There are 151 days until the Cubs and White Sox play again, the NFL trade deadline passed and Mitch Trubisky is still our quarterback, the Blackhawks are 3-5-2 and we can hope for an average at best season from the Bulls. What do we need? NCAA Football ‘20. 

The legendary (but currently discontinued) video game is centered around NCAA College Football. Starting with ‘Bill Walsh College Football’ in 1993 and ending with ‘NCAA Football 14’, the 21 releases were all part of one of the most successful series that EA Sports has developed. The final edition EA Sports created, NCAA Football 14, sold over one million copies. 

On Oct. 29, 2019, the NCAA Board of Governors, under pressure from some state governments, unanimously agreed to begin the process of amending rules relating to players profiting from their likeness and image. This decision appears to be a step towards reversing the rules that led to the game being discontinued. Players not being allowed to profit from appearing in the game was part of a dispute that led to the series ceasing production. If the players can in fact profit, the door could be opened for a return to video games featuring collegiate sports and athletes.

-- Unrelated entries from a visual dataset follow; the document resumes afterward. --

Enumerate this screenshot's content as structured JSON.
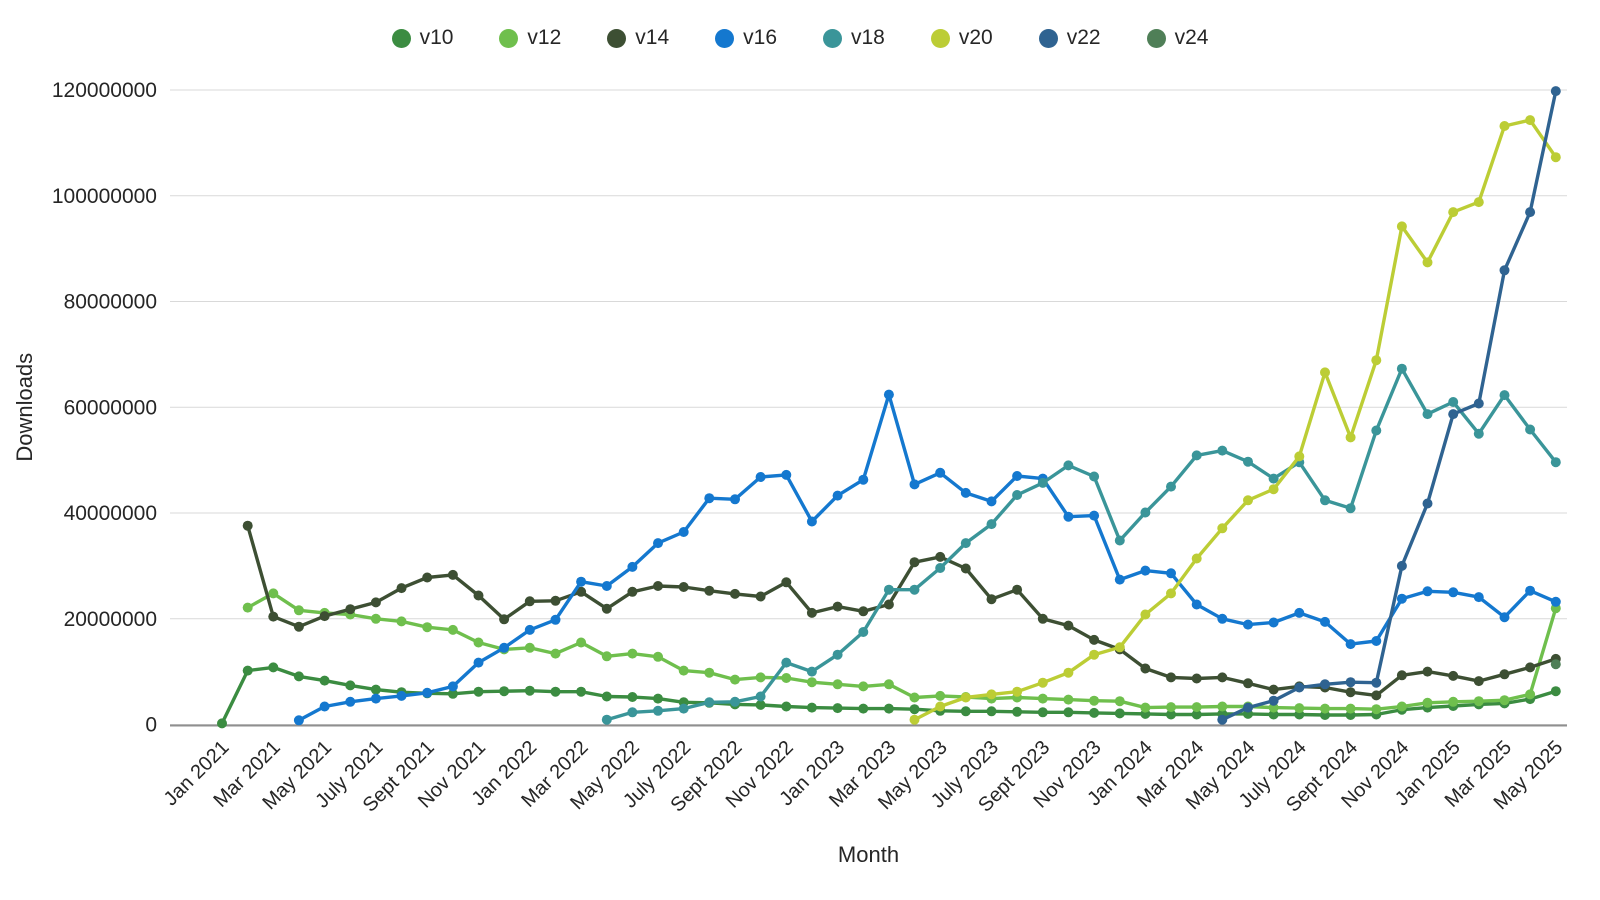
{
  "chart_data": {
    "type": "line",
    "title": "",
    "xlabel": "Month",
    "ylabel": "Downloads",
    "unit": "millions_of_downloads",
    "ylim": [
      0,
      120000000
    ],
    "grid": "horizontal",
    "legend_position": "top",
    "y_ticks": [
      {
        "value": 0,
        "label": "0"
      },
      {
        "value": 20,
        "label": "20000000"
      },
      {
        "value": 40,
        "label": "40000000"
      },
      {
        "value": 60,
        "label": "60000000"
      },
      {
        "value": 80,
        "label": "80000000"
      },
      {
        "value": 100,
        "label": "100000000"
      },
      {
        "value": 120,
        "label": "120000000"
      }
    ],
    "x_tick_every": 2,
    "months": [
      "Jan 2021",
      "Feb 2021",
      "Mar 2021",
      "Apr 2021",
      "May 2021",
      "June 2021",
      "July 2021",
      "Aug 2021",
      "Sept 2021",
      "Oct 2021",
      "Nov 2021",
      "Dec 2021",
      "Jan 2022",
      "Feb 2022",
      "Mar 2022",
      "Apr 2022",
      "May 2022",
      "June 2022",
      "July 2022",
      "Aug 2022",
      "Sept 2022",
      "Oct 2022",
      "Nov 2022",
      "Dec 2022",
      "Jan 2023",
      "Feb 2023",
      "Mar 2023",
      "Apr 2023",
      "May 2023",
      "June 2023",
      "July 2023",
      "Aug 2023",
      "Sept 2023",
      "Oct 2023",
      "Nov 2023",
      "Dec 2023",
      "Jan 2024",
      "Feb 2024",
      "Mar 2024",
      "Apr 2024",
      "May 2024",
      "June 2024",
      "July 2024",
      "Aug 2024",
      "Sept 2024",
      "Oct 2024",
      "Nov 2024",
      "Dec 2024",
      "Jan 2025",
      "Feb 2025",
      "Mar 2025",
      "Apr 2025",
      "May 2025"
    ],
    "series": [
      {
        "name": "v10",
        "color": "#3b8c41",
        "values": [
          0.2,
          10.2,
          10.8,
          9.1,
          8.3,
          7.4,
          6.6,
          6.1,
          5.9,
          5.8,
          6.2,
          6.3,
          6.4,
          6.2,
          6.2,
          5.3,
          5.2,
          4.9,
          4.2,
          4.1,
          3.8,
          3.7,
          3.4,
          3.2,
          3.1,
          3.0,
          3.0,
          2.9,
          2.6,
          2.5,
          2.5,
          2.4,
          2.3,
          2.3,
          2.2,
          2.1,
          2.0,
          1.9,
          1.9,
          2.0,
          2.0,
          1.9,
          1.9,
          1.8,
          1.8,
          1.9,
          2.8,
          3.2,
          3.5,
          3.8,
          4.0,
          4.8,
          6.3
        ]
      },
      {
        "name": "v12",
        "color": "#6fbf4d",
        "values": [
          null,
          22.1,
          24.8,
          21.6,
          21.1,
          20.8,
          20.0,
          19.5,
          18.4,
          17.9,
          15.5,
          14.2,
          14.5,
          13.4,
          15.5,
          12.9,
          13.4,
          12.8,
          10.2,
          9.8,
          8.5,
          8.9,
          8.8,
          8.0,
          7.6,
          7.2,
          7.6,
          5.1,
          5.4,
          5.2,
          4.9,
          5.1,
          4.9,
          4.7,
          4.5,
          4.4,
          3.2,
          3.3,
          3.3,
          3.4,
          3.4,
          3.2,
          3.1,
          3.0,
          3.0,
          2.9,
          3.4,
          4.1,
          4.3,
          4.4,
          4.6,
          5.7,
          22.0
        ]
      },
      {
        "name": "v14",
        "color": "#3d4f33",
        "values": [
          null,
          37.6,
          20.4,
          18.5,
          20.5,
          21.8,
          23.1,
          25.8,
          27.8,
          28.3,
          24.4,
          19.9,
          23.3,
          23.4,
          25.1,
          21.9,
          25.1,
          26.2,
          26.0,
          25.3,
          24.7,
          24.2,
          26.9,
          21.1,
          22.3,
          21.4,
          22.7,
          30.7,
          31.7,
          29.5,
          23.7,
          25.5,
          20.0,
          18.7,
          16.0,
          14.2,
          10.6,
          8.9,
          8.7,
          8.9,
          7.8,
          6.6,
          7.2,
          7.0,
          6.1,
          5.5,
          9.3,
          10.0,
          9.2,
          8.2,
          9.5,
          10.8,
          12.4
        ]
      },
      {
        "name": "v16",
        "color": "#1478cf",
        "values": [
          null,
          null,
          null,
          0.8,
          3.4,
          4.3,
          4.9,
          5.4,
          6.0,
          7.2,
          11.7,
          14.5,
          17.9,
          19.8,
          27.0,
          26.2,
          29.8,
          34.3,
          36.4,
          42.8,
          42.6,
          46.8,
          47.2,
          38.4,
          43.3,
          46.3,
          62.4,
          45.4,
          47.6,
          43.8,
          42.2,
          47.0,
          46.5,
          39.3,
          39.5,
          27.4,
          29.1,
          28.6,
          22.7,
          20.0,
          18.9,
          19.3,
          21.1,
          19.4,
          15.2,
          15.8,
          23.8,
          25.2,
          25.0,
          24.1,
          20.3,
          25.3,
          23.2
        ]
      },
      {
        "name": "v18",
        "color": "#3a9599",
        "values": [
          null,
          null,
          null,
          null,
          null,
          null,
          null,
          null,
          null,
          null,
          null,
          null,
          null,
          null,
          null,
          0.9,
          2.3,
          2.6,
          3.0,
          4.2,
          4.3,
          5.3,
          11.7,
          10.0,
          13.2,
          17.5,
          25.5,
          25.5,
          29.6,
          34.3,
          37.9,
          43.4,
          45.7,
          49.0,
          46.9,
          34.8,
          40.1,
          45.0,
          50.9,
          51.8,
          49.7,
          46.5,
          49.6,
          42.4,
          40.9,
          55.6,
          67.3,
          58.7,
          61.0,
          55.0,
          62.3,
          55.8,
          49.6
        ]
      },
      {
        "name": "v20",
        "color": "#bccd35",
        "values": [
          null,
          null,
          null,
          null,
          null,
          null,
          null,
          null,
          null,
          null,
          null,
          null,
          null,
          null,
          null,
          null,
          null,
          null,
          null,
          null,
          null,
          null,
          null,
          null,
          null,
          null,
          null,
          0.9,
          3.4,
          5.1,
          5.7,
          6.2,
          7.9,
          9.8,
          13.2,
          14.6,
          20.8,
          24.8,
          31.4,
          37.1,
          42.4,
          44.5,
          50.7,
          66.6,
          54.3,
          68.9,
          94.2,
          87.4,
          96.9,
          98.8,
          113.2,
          114.3,
          107.3
        ]
      },
      {
        "name": "v22",
        "color": "#2f6391",
        "values": [
          null,
          null,
          null,
          null,
          null,
          null,
          null,
          null,
          null,
          null,
          null,
          null,
          null,
          null,
          null,
          null,
          null,
          null,
          null,
          null,
          null,
          null,
          null,
          null,
          null,
          null,
          null,
          null,
          null,
          null,
          null,
          null,
          null,
          null,
          null,
          null,
          null,
          null,
          null,
          0.9,
          3.2,
          4.5,
          7.0,
          7.6,
          8.0,
          7.9,
          30.0,
          41.8,
          58.7,
          60.7,
          85.9,
          96.9,
          119.8
        ]
      },
      {
        "name": "v24",
        "color": "#4f7f57",
        "values": [
          null,
          null,
          null,
          null,
          null,
          null,
          null,
          null,
          null,
          null,
          null,
          null,
          null,
          null,
          null,
          null,
          null,
          null,
          null,
          null,
          null,
          null,
          null,
          null,
          null,
          null,
          null,
          null,
          null,
          null,
          null,
          null,
          null,
          null,
          null,
          null,
          null,
          null,
          null,
          null,
          null,
          null,
          null,
          null,
          null,
          null,
          null,
          null,
          null,
          null,
          null,
          null,
          11.4
        ]
      }
    ],
    "style": {
      "text_color": "#262626",
      "grid_color": "#d9d9d9",
      "axis_color": "#8f8f8f",
      "background": "#ffffff"
    }
  }
}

Assuming the players are interested in making money, which would seem like a logical conclusion, then the ball would be in EA’s court. At a conference earlier in October, EA CEO Andrew Wilson said EA “would jump for the opportunity” to return to making their video games featuring college sports. As for the NCAA? Many hurdles remain.

The NCAA Board of Governors certainly didn’t want to support college athletes getting paid in certain circumstances, claiming it would be the end of amateurism in college sports. The California state government forced their hand when they passed California Senate Bill 206, more commonly known as the Fair Pay to Play Act, which was signed into law by California Gov. Gavin Newsom on Sept. 30. In short, the bill required that by 2023, NCAA athletes in California would be able to profit from their name, image, and likeness. With other states beginning to introduce similar legislation, the NCAA became worried about a competitive inequality between member schools. The announcement today is a result of these events. 

While the depth and effect of the announcement today is not yet fully understood, we may have just moved a step closer to lifting the College Football Playoff National Championship trophy with Joe Burrow (or Coach O, your choice), throwing for 400 yards and rushing for another 200 with Justin Fields or, if you really want to ruin you friendship, running the option with Jalen Hurts and the rest of the Sooners backfield the entire game.